The effects of statistics can be taken into account by means of the LCFA+. Although the LCFA uncertainty increases with E, the LCFA+ becomes more accurate. For example, at $E=5E_{\mathrm{c}}$ in the case of bosons, the relative uncertainty of the LCFA is about $5\%$ while the uncertainty of the LCFA+ is less than $0.1\%$.

According to the previous section, the effects of statistics manifest themselves only in the presence of quantum interference. This can also be confirmed by computing the total number of pairs in the case of positive $\sigma$. We performed analogous calculations for $\sigma =1/2$. Although the LCFA predictions remain the same, as they do not depend on the sign of $\sigma$, these approximate results are now always smaller than the exact number of bosons and fermions.

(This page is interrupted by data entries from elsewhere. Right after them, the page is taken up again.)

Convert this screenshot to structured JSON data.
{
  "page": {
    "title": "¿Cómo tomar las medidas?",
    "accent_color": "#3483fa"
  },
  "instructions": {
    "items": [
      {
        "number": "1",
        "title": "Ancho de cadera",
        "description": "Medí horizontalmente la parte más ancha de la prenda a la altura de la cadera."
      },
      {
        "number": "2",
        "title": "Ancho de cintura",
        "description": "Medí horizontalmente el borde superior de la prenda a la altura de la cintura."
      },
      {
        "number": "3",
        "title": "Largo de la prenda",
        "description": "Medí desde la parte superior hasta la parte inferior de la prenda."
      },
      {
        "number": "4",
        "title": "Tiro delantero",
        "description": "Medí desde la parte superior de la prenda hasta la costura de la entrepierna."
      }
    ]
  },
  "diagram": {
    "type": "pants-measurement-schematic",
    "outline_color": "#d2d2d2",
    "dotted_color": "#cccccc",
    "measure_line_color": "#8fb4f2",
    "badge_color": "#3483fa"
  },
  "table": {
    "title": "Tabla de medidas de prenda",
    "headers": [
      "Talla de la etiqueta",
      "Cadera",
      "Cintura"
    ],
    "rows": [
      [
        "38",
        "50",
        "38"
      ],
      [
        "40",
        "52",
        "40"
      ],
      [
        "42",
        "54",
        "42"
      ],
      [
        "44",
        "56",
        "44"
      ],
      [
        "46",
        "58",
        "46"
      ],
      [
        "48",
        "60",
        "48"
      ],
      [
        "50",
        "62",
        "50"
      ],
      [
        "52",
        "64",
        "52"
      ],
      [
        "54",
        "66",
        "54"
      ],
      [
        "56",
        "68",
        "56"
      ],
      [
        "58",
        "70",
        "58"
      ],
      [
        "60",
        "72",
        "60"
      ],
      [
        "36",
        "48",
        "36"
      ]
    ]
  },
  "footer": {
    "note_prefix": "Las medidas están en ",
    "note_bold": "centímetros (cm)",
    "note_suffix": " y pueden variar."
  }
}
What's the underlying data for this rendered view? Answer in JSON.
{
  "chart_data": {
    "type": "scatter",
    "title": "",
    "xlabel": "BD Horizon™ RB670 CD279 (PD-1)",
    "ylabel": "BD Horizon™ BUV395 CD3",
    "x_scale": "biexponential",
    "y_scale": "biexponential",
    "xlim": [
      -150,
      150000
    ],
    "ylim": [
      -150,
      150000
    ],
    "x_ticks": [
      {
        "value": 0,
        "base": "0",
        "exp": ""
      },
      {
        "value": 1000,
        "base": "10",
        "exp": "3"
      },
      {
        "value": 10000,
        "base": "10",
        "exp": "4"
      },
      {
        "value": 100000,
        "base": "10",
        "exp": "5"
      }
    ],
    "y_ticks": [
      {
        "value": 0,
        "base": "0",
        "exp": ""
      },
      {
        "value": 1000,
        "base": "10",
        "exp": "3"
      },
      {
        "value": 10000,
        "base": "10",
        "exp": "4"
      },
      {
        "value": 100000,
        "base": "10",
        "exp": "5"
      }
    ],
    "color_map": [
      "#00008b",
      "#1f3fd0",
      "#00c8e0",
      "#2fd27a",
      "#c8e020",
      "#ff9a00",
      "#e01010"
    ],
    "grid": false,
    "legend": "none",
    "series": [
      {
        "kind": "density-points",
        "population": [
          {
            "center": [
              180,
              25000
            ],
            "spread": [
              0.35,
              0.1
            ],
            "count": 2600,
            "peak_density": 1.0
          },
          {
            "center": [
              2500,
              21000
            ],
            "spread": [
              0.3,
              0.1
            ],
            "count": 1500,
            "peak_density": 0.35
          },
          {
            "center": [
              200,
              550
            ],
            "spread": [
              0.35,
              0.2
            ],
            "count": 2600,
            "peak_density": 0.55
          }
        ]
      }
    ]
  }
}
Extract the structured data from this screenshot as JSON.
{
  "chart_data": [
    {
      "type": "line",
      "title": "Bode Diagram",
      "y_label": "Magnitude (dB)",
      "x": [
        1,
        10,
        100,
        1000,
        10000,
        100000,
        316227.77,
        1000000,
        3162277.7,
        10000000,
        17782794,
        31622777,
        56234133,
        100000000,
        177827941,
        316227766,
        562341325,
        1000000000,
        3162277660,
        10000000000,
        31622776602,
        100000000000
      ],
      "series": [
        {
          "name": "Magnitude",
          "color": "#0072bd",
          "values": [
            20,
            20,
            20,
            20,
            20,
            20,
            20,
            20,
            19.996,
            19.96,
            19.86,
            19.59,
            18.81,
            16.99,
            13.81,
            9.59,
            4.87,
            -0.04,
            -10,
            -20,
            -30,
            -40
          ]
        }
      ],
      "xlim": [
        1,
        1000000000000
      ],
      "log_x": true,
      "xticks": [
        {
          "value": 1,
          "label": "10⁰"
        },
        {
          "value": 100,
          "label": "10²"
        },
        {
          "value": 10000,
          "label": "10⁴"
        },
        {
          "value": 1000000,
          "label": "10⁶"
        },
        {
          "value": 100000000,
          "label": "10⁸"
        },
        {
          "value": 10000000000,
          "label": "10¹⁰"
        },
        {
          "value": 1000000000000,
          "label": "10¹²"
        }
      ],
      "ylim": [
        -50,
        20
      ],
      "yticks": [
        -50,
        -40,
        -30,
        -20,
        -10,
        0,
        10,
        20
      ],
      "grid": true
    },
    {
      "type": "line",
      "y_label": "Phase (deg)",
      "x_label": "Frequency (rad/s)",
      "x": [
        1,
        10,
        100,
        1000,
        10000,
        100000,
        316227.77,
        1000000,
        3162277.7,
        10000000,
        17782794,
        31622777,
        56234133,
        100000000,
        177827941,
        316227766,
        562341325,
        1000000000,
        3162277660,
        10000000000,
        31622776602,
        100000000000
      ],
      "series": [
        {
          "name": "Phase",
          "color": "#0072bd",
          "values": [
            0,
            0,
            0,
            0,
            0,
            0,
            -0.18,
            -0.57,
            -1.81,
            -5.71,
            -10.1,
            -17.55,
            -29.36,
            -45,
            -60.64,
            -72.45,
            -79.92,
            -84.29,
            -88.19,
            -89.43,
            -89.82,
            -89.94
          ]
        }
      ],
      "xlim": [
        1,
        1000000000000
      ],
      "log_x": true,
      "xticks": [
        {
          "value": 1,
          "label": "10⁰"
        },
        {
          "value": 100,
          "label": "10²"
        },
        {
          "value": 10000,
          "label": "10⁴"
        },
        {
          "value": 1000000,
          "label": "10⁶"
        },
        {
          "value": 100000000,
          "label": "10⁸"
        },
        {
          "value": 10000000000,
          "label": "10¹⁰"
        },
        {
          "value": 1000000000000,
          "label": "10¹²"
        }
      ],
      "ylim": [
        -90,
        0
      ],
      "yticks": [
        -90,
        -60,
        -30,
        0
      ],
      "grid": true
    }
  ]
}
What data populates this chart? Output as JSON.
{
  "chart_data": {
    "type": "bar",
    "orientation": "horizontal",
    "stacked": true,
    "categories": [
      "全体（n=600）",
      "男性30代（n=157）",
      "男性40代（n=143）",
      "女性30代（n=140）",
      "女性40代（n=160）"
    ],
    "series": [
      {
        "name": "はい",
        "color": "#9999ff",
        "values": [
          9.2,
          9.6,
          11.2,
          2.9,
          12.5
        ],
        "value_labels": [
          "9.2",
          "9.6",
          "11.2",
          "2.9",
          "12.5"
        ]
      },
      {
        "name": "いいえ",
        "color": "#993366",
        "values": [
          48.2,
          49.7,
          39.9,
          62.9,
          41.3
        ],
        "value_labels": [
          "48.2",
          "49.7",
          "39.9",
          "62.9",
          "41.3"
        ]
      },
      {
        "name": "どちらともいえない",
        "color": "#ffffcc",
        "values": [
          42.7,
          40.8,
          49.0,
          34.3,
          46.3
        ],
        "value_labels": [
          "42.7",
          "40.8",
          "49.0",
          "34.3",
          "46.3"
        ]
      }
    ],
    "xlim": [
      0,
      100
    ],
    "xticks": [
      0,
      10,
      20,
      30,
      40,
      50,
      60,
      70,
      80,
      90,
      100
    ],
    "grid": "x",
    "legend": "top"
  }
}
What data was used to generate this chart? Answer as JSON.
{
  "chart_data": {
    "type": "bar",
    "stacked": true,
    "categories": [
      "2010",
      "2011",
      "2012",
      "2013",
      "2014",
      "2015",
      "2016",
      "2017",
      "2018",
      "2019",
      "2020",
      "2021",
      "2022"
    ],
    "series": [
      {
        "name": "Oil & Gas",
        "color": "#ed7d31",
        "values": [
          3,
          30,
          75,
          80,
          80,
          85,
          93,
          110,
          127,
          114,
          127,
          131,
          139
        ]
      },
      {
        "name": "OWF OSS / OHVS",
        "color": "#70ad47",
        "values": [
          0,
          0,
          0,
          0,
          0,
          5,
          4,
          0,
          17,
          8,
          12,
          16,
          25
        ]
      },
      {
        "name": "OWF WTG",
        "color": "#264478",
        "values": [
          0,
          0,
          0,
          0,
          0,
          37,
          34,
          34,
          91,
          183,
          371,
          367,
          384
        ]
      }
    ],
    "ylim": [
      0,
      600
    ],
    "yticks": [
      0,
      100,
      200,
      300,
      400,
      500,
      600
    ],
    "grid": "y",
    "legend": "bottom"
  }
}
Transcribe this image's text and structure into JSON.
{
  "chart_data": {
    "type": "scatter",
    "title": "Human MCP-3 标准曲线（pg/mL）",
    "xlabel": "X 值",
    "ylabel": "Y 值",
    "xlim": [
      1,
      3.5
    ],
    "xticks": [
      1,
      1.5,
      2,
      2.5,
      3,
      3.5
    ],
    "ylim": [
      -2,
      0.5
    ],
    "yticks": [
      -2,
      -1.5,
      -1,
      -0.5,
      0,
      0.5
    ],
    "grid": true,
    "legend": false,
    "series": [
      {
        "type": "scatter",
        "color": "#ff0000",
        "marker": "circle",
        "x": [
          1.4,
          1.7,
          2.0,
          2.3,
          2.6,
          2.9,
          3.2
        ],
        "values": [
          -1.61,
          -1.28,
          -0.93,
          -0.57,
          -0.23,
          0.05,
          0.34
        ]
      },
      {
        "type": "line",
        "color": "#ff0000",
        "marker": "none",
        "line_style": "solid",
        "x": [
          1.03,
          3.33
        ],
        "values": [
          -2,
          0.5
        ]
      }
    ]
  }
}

The ratio of the latter particle numbers coincides with the expression (24) and tends to unity with increasing E. These observations demonstrate that statistics plays an important role if (a) the pair-production process involves quantum interference, (b) the field amplitude is sufficiently high, so the external background produces a significant amount of pairs.

6. Discussion

In the present study, we considered a simple configuration of the external electric field and investigated the effects of quantum interference and the role of particle statistics in the context of vacuum pair production. Special focus was placed on the analysis of the LCFA accuracy for computing the particle momentum distributions and total number of pairs. By performing exact calculations within the quantum kinetic approach, it was shown that the local approximation can be invalid even if the field amplitude is large. Moreover, the corresponding discrepancy, which appears due to the effects of statistics, increases with the field strength. It turns out that this behavior can be observed only in the presence of the interference effects in the particle momentum spectra, i.e., these two phenomena accompany each other and occur if the classical trajectories of the charged particles have multiple turning points. We note that the mechanisms uncovered in the present study can have different quantitative features depending on the external-field parameters. For instance, in the case of many turning points, the interference and statistics effects will be more pronounced. This issue is relevant to possible experimental investigations, as the realistic scenarios involving laser pulses can easily possess a large number of oscillations.